A feu-duty of £2, 15s. 5d. is paid by the Association in respect of the premises, and it also pays £31 of interest annually on a bond over them. From the aggregate of these two sums, amounting together to £33, 15s. 5d., the Association deducted income tax amounting £1, 10s. 11d., and no question arises as to this.
The Association had not in the year of assessment any excess of income over expenditure, and it claims total exemption from income tax (except in respect of the feu-duty and interest already mentioned), for the year 1903–1904, on the ground that its income from all sources did not exceed £160.
The following are the leading statutory provisions upon which the question depends.
[ His Lordship quoted the Acts as set forth supra].
It was maintained on behalf of the Crown that section 40 of the Act of 5 and 6 Vict. cap. 35, was the charging section, and that although section 163 provided for exemption of “any person” having a specified limited aggregate annual income, the words “any person” could not be held to include the Association, as the wording of section 163 was repugnant to such a construction, and that the Association was not “a body politic or corporate.”
It is, however, to be observed with reference to this contention, that by section 40 of the Act, not only corporations and other proper legal persons are rendered liable, but also “fraternities, fellowships, or societies of persons, whether corporate or not corporate,” and it is under these words that the Association becomes chargeable, although it is not a corporate entity in law.

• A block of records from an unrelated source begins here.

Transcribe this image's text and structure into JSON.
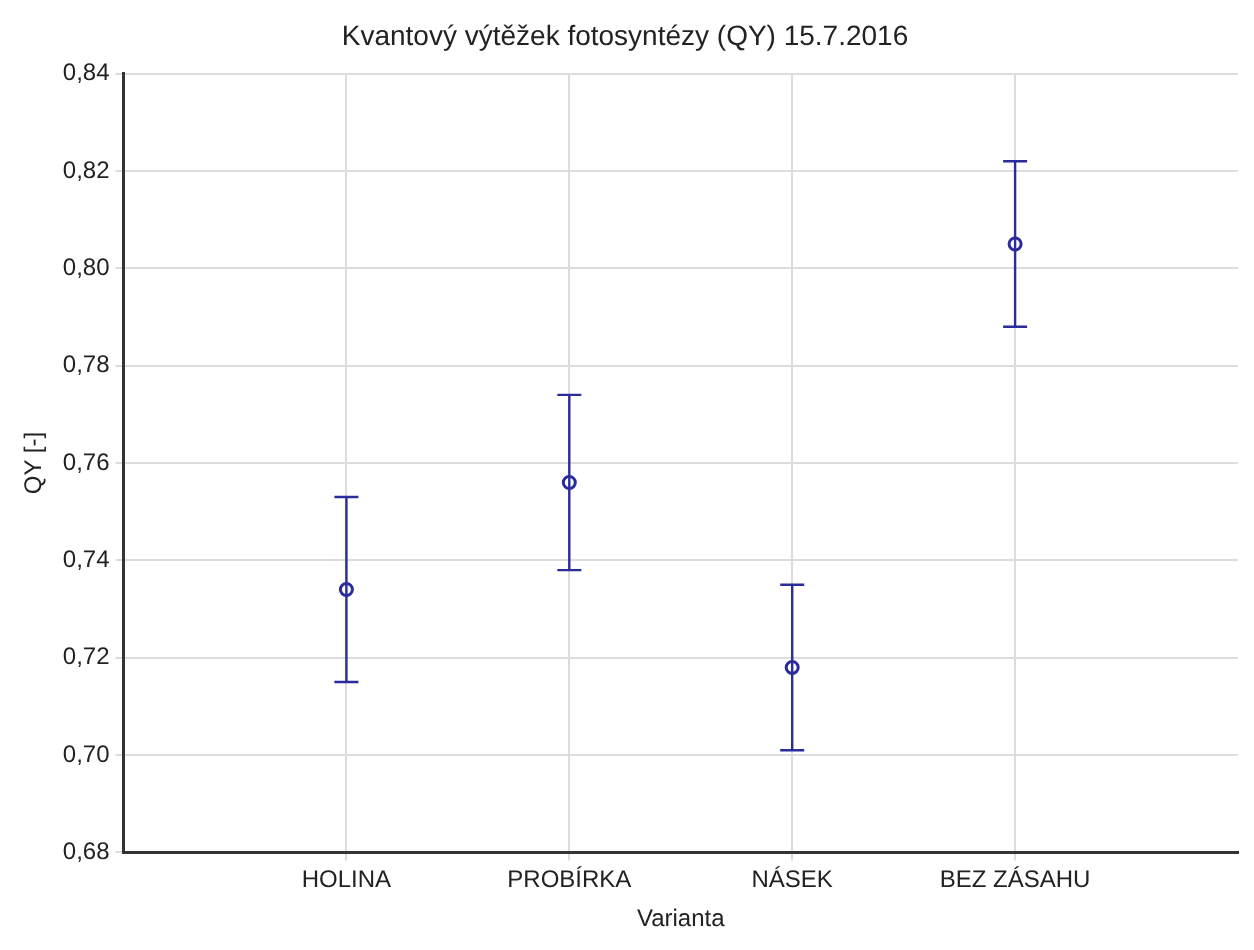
{
  "chart_data": {
    "type": "scatter",
    "title": "Kvantový výtěžek fotosyntézy (QY) 15.7.2016",
    "xlabel": "Varianta",
    "ylabel": "QY [-]",
    "categories": [
      "HOLINA",
      "PROBÍRKA",
      "NÁSEK",
      "BEZ ZÁSAHU"
    ],
    "series": [
      {
        "color": "#2b2b9c",
        "values": [
          0.734,
          0.756,
          0.718,
          0.805
        ],
        "errors": [
          0.019,
          0.018,
          0.017,
          0.017
        ]
      }
    ],
    "ylim": [
      0.68,
      0.84
    ],
    "yticks": [
      {
        "value": 0.68,
        "label": "0,68"
      },
      {
        "value": 0.7,
        "label": "0,70"
      },
      {
        "value": 0.72,
        "label": "0,72"
      },
      {
        "value": 0.74,
        "label": "0,74"
      },
      {
        "value": 0.76,
        "label": "0,76"
      },
      {
        "value": 0.78,
        "label": "0,78"
      },
      {
        "value": 0.8,
        "label": "0,80"
      },
      {
        "value": 0.82,
        "label": "0,82"
      },
      {
        "value": 0.84,
        "label": "0,84"
      }
    ],
    "grid": true,
    "legend": false,
    "marker": "circle"
  }
}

Prima facie one would expect if it is charged under any of the denominations above mentioned, it would, when its income does not exceed £160 a year, be exempted like an individual or a proper legal person, under the same or a similar denomination, and I think this is the true construction of the statutes, the exemption, like the charge, including a group of individuals, such as the members of the Old Monkland Conservative Association, although they do not constitute either a corporation or any other legal entity.
For these reasons I am of opinion that the Commissioners acted rightly in sustaining the appeal, and that their decision should be affirmed.
Page: 123↓
The Court dismissed the appeal and sustained the deliverance of the Commissioners.
Counsel for the Appellant the Surveyor of Taxes—The Solicitor-General ( Dundas, K.C.)— Young. Agent— Philip J. Hamilton Grierson, Solicitor of Inland Revenue.
Counsel for the Respondents— R. S. Horne. Agents— Gray & Handyside, S.S.C.